Visceral invasion occurs in at least 5% of patients with DTC. In patients with resectable disease, long-term outcomes are good, with up to 95% local control rates reported. Initial series reported central neck disease as the most common cause of death (69,70). However, advances in our understanding of the biology of this disease and an aggressive surgical approach to management have resulted in improved outcomes for this patient group, with death from uncontrolled central neck disease now uncommon (71–74). Even for patients who present with distant metastatic disease, not only can meaningful prolongation of life be achieved, but control of central neck disease can avoid a distressing mode of death.

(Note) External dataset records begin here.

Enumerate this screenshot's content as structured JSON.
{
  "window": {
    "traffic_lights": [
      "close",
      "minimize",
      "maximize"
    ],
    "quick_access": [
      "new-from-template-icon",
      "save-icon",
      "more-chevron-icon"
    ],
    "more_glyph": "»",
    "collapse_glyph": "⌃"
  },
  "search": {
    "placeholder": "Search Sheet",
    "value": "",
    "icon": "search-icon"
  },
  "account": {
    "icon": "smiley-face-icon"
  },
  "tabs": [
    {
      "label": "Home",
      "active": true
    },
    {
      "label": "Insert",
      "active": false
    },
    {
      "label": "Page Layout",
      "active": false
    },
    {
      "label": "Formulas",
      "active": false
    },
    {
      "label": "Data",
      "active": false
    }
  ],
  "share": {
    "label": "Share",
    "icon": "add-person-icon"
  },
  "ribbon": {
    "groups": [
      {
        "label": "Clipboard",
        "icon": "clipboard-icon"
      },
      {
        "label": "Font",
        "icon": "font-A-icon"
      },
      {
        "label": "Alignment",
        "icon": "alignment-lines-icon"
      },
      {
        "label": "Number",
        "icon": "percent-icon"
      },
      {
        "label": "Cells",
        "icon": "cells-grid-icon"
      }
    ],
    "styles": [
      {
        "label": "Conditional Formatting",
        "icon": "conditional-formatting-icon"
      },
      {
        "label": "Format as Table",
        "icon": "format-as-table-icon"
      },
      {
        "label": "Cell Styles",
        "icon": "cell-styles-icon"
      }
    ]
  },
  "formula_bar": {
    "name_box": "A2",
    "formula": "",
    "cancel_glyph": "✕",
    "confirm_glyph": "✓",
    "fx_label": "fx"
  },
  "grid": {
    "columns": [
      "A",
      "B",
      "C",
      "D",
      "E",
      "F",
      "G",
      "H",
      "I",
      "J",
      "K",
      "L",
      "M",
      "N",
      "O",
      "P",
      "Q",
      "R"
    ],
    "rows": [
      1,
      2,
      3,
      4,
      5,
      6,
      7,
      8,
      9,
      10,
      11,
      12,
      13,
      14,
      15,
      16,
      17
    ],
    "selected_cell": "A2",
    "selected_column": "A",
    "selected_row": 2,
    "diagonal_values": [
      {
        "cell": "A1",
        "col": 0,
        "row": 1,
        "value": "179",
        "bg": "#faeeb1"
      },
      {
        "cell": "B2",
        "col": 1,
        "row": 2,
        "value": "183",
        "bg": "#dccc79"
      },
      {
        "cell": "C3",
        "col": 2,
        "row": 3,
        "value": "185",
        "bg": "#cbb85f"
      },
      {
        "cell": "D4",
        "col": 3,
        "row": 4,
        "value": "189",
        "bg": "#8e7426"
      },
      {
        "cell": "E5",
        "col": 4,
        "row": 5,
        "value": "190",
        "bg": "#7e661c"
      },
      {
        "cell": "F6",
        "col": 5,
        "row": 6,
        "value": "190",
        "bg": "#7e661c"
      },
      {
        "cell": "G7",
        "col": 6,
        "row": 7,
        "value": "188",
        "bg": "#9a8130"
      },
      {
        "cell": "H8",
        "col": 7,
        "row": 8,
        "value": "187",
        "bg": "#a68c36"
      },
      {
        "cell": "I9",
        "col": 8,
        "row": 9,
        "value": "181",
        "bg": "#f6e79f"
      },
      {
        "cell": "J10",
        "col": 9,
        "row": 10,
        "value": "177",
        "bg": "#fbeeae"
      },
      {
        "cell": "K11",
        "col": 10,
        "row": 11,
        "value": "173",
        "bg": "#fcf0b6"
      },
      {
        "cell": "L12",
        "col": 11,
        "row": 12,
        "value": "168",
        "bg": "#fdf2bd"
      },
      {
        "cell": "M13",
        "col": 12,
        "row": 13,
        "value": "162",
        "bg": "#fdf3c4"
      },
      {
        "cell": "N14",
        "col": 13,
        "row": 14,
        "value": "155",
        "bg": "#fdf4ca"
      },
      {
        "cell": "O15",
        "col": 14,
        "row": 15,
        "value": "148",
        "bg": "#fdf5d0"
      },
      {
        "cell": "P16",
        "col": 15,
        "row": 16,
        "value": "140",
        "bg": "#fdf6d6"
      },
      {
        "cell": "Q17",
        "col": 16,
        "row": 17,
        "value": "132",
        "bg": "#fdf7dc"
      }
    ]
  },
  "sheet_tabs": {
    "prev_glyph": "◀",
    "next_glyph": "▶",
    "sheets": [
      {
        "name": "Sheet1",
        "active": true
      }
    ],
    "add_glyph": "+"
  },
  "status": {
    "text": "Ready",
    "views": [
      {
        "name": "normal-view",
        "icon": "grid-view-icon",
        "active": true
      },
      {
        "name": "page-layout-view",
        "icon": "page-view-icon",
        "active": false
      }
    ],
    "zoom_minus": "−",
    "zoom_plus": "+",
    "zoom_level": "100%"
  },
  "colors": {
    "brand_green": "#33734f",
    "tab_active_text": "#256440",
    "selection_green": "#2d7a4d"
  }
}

Although the presence and degree of airway invasion is likely to be the strongest predictor of outcome for this patient group, controversy about the surgical approach to these cases exists. The consensus is that excision of all gross disease should be the aim of surgery. Some groups recommend full-thickness airway resections for all but the most limited of disease and report excellent outcomes with this approach. However, with careful patient selection, appropriate preoperative investigation and with a selective approach to adjuvant therapy, most groups now prefer a more conservative approach with minimal airway resection in the absence of disease extending deep to the cartilage of the trachea or larynx.

Patients with airway invasion from DTC may present in the primary or recurrent setting, with localized or systemic disease and in the presence of complex comorbidities. As such, these patients require multidisciplinary evaluation and planning to achieve optimal outcomes.

Author Disclosure Statement

Dr. Kate Newbold has consultancy and advisory roles with Eisai, Astra-Zeneca, and Genzyme. The other authors have nothing to disclose.